Un éléphant tué par le mistral (Aix-en-Provence, 14 décembre 1895)

  • Le Mémorial d’Aix, 22 décembre 1895, n°102
« L’un des principaux sujets du grand cirque qui est resté deux jours à Aix, l’éléphant si bien dressé, si amusant dans son rôle de sergent, est mort samedi dernier dans une écurie sombre et située en contrebas, sur le cours Sextius.
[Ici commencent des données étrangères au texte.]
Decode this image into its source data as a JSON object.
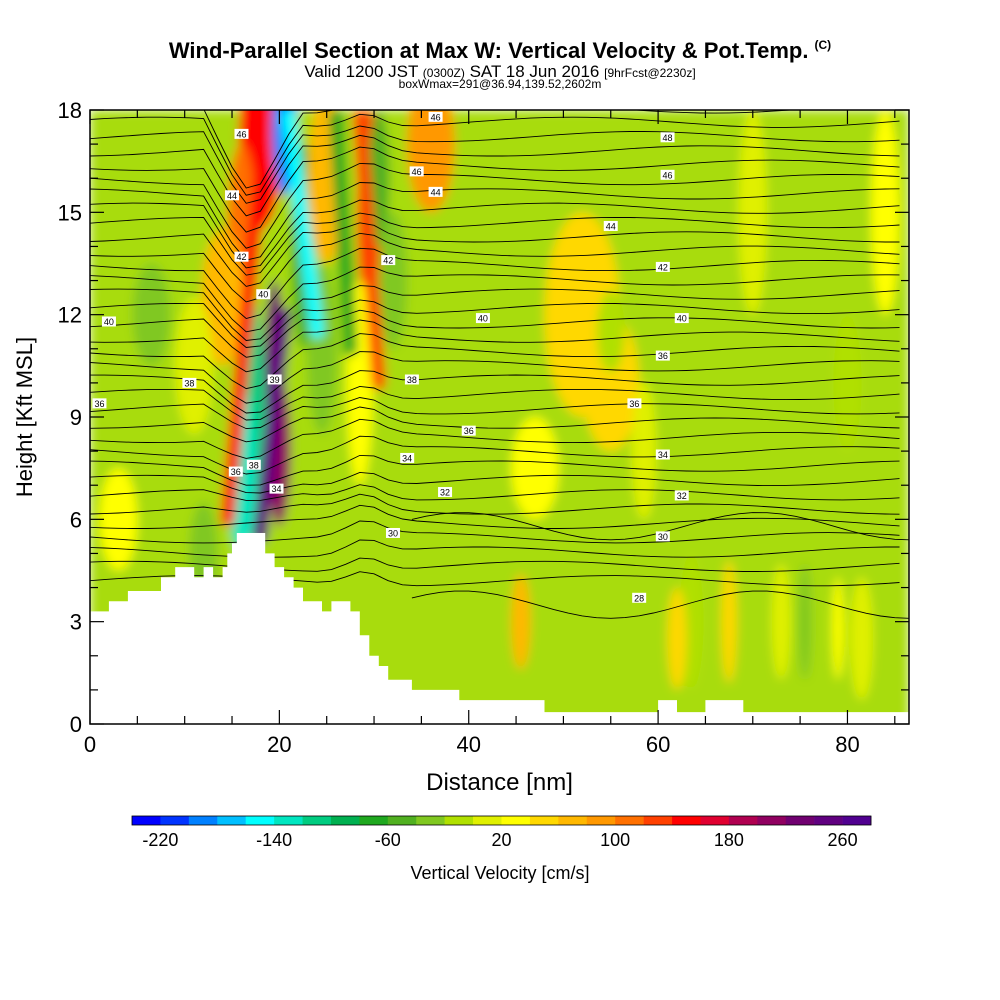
{
  "header": {
    "title": "Wind-Parallel Section at Max W: Vertical Velocity & Pot.Temp.",
    "title_mark": "(C)",
    "valid_prefix": "Valid 1200 JST",
    "valid_utc": "(0300Z)",
    "valid_date": "SAT 18 Jun 2016",
    "forecast": "[9hrFcst@2230z]",
    "box_info": "boxWmax=291@36.94,139.52,2602m"
  },
  "chart_data": {
    "type": "heatmap",
    "xlabel": "Distance [nm]",
    "ylabel": "Height [Kft MSL]",
    "xlim": [
      0,
      86.5
    ],
    "ylim": [
      0,
      18
    ],
    "x_ticks": [
      0,
      20,
      40,
      60,
      80
    ],
    "y_ticks": [
      0,
      3,
      6,
      9,
      12,
      15,
      18
    ],
    "colorbar": {
      "label": "Vertical Velocity [cm/s]",
      "tick_labels": [
        "-220",
        "-140",
        "-60",
        "20",
        "100",
        "180",
        "260"
      ],
      "tick_values": [
        -220,
        -140,
        -60,
        20,
        100,
        180,
        260
      ],
      "min": -240,
      "max": 280,
      "colors": [
        "#0000ff",
        "#0033ff",
        "#0080ff",
        "#00bfff",
        "#00ffff",
        "#00e6c0",
        "#00cc80",
        "#00b050",
        "#1fa81f",
        "#50b020",
        "#80c820",
        "#b0e000",
        "#e0f000",
        "#ffff00",
        "#ffd800",
        "#ffb800",
        "#ff9800",
        "#ff7000",
        "#ff4000",
        "#ff0000",
        "#e00030",
        "#b00050",
        "#900060",
        "#700070",
        "#600080",
        "#500090"
      ]
    },
    "terrain_kft": [
      [
        0,
        3.3
      ],
      [
        2,
        3.3
      ],
      [
        2,
        3.6
      ],
      [
        4,
        3.6
      ],
      [
        4,
        3.9
      ],
      [
        7.5,
        3.9
      ],
      [
        7.5,
        4.3
      ],
      [
        9,
        4.3
      ],
      [
        9,
        4.6
      ],
      [
        11,
        4.6
      ],
      [
        11,
        4.3
      ],
      [
        12,
        4.3
      ],
      [
        12,
        4.6
      ],
      [
        13,
        4.6
      ],
      [
        13,
        4.3
      ],
      [
        14,
        4.3
      ],
      [
        14,
        4.6
      ],
      [
        14.5,
        4.6
      ],
      [
        14.5,
        5
      ],
      [
        15,
        5
      ],
      [
        15,
        5.3
      ],
      [
        15.5,
        5.3
      ],
      [
        15.5,
        5.6
      ],
      [
        18.5,
        5.6
      ],
      [
        18.5,
        5
      ],
      [
        19.5,
        5
      ],
      [
        19.5,
        4.6
      ],
      [
        20.5,
        4.6
      ],
      [
        20.5,
        4.3
      ],
      [
        21.5,
        4.3
      ],
      [
        21.5,
        4
      ],
      [
        22.5,
        4
      ],
      [
        22.5,
        3.6
      ],
      [
        24.5,
        3.6
      ],
      [
        24.5,
        3.3
      ],
      [
        25.5,
        3.3
      ],
      [
        25.5,
        3.6
      ],
      [
        27.5,
        3.6
      ],
      [
        27.5,
        3.3
      ],
      [
        28.5,
        3.3
      ],
      [
        28.5,
        2.6
      ],
      [
        29.5,
        2.6
      ],
      [
        29.5,
        2
      ],
      [
        30.5,
        2
      ],
      [
        30.5,
        1.7
      ],
      [
        31.5,
        1.7
      ],
      [
        31.5,
        1.3
      ],
      [
        34,
        1.3
      ],
      [
        34,
        1
      ],
      [
        39,
        1
      ],
      [
        39,
        0.7
      ],
      [
        48,
        0.7
      ],
      [
        48,
        0.35
      ],
      [
        60,
        0.35
      ],
      [
        60,
        0.7
      ],
      [
        62,
        0.7
      ],
      [
        62,
        0.35
      ],
      [
        65,
        0.35
      ],
      [
        65,
        0.7
      ],
      [
        69,
        0.7
      ],
      [
        69,
        0.35
      ],
      [
        86.5,
        0.35
      ]
    ],
    "theta_labels": [
      {
        "text": "46",
        "x": 16,
        "y": 17.3
      },
      {
        "text": "44",
        "x": 15,
        "y": 15.5
      },
      {
        "text": "42",
        "x": 16,
        "y": 13.7
      },
      {
        "text": "40",
        "x": 18.3,
        "y": 12.6
      },
      {
        "text": "39",
        "x": 19.5,
        "y": 10.1
      },
      {
        "text": "38",
        "x": 17.3,
        "y": 7.6
      },
      {
        "text": "36",
        "x": 15.4,
        "y": 7.4
      },
      {
        "text": "34",
        "x": 19.7,
        "y": 6.9
      },
      {
        "text": "46",
        "x": 36.5,
        "y": 17.8
      },
      {
        "text": "46",
        "x": 34.5,
        "y": 16.2
      },
      {
        "text": "44",
        "x": 36.5,
        "y": 15.6
      },
      {
        "text": "42",
        "x": 31.5,
        "y": 13.6
      },
      {
        "text": "40",
        "x": 2,
        "y": 11.8
      },
      {
        "text": "38",
        "x": 10.5,
        "y": 10.0
      },
      {
        "text": "36",
        "x": 1,
        "y": 9.4
      },
      {
        "text": "40",
        "x": 41.5,
        "y": 11.9
      },
      {
        "text": "38",
        "x": 34,
        "y": 10.1
      },
      {
        "text": "36",
        "x": 40,
        "y": 8.6
      },
      {
        "text": "34",
        "x": 33.5,
        "y": 7.8
      },
      {
        "text": "32",
        "x": 37.5,
        "y": 6.8
      },
      {
        "text": "30",
        "x": 32,
        "y": 5.6
      },
      {
        "text": "48",
        "x": 61,
        "y": 17.2
      },
      {
        "text": "46",
        "x": 61,
        "y": 16.1
      },
      {
        "text": "44",
        "x": 55,
        "y": 14.6
      },
      {
        "text": "42",
        "x": 60.5,
        "y": 13.4
      },
      {
        "text": "40",
        "x": 62.5,
        "y": 11.9
      },
      {
        "text": "36",
        "x": 60.5,
        "y": 10.8
      },
      {
        "text": "36",
        "x": 57.5,
        "y": 9.4
      },
      {
        "text": "34",
        "x": 60.5,
        "y": 7.9
      },
      {
        "text": "32",
        "x": 62.5,
        "y": 6.7
      },
      {
        "text": "30",
        "x": 60.5,
        "y": 5.5
      },
      {
        "text": "28",
        "x": 58,
        "y": 3.7
      }
    ]
  }
}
© Margot Wolfs, 2009,  avec son aimable autorisation.
© Margot Wolfs, 2009,
avec son aimable autorisation.

Habitué au soleil des tropiques, le pauvre animal a été surpris par le froid du dernier mistral et a succombé malgré les soins empressés des vétérinaires dont un avait été envoyé de Nice par le directeur de Cirque.
Par une délicate attention, l’impresario avait laissé auprès de son sergent femelle son compagnon mâle. Attention vaine, hélas ! d’autant plus vaine que ledit compagnon a failli à son tour mourir de chagrin.
Dimanche, le cadavre de l’éléphant empestant le voisinage, on requit l’équarisseur qui, naturellement, dut procéder sur place au découpage de l’énorme bête. Avant de se livrer à cette opération licite, les gardiens du compagnon voulurent lui éviter la vue de ce spectacle si pénible pour son coeur d’éléphant. Ce fut en vain. Dès qu’on avait réussi à lui faire tourner la trompe du côté de la porte, l’inteligent animal, pour prouver qu’il ne voulait pas abandonner sa compagne, s’empressait de tourner le dos. De guerre lasse, on se contenta de placer une toile afin de lui cacher la vue du sang.
Cet éléphant est encore à Aix. Lundi, on le conduisit à l’octroi pour de là le faire passer au chemin de fer. Aucun fourgon n’étant assez haut pour sa grandeur, il a fallu télégraphier à Paris. Les ingénieurs se sont livrés à des calculs savants, ont indiqué quelle devait être exactement la hauteur d’une cage qui, placée sur un wagon plat, pourrait passer sous les tunnels. Et aussitôt que cette cage, qui devra être d’une solidité à toute épreuve, sera prête, on y fera entrer l’artiste en congé.
Ajoutons que le mâle éléphant paraît en bonne voie de guérison : il ingurgite chaque matin cinquante kilos de foin et la même quantité à son dîner. Entre temps, il avale des chaudrons de pommes de terre bouillies et autres légumes ad hoc. »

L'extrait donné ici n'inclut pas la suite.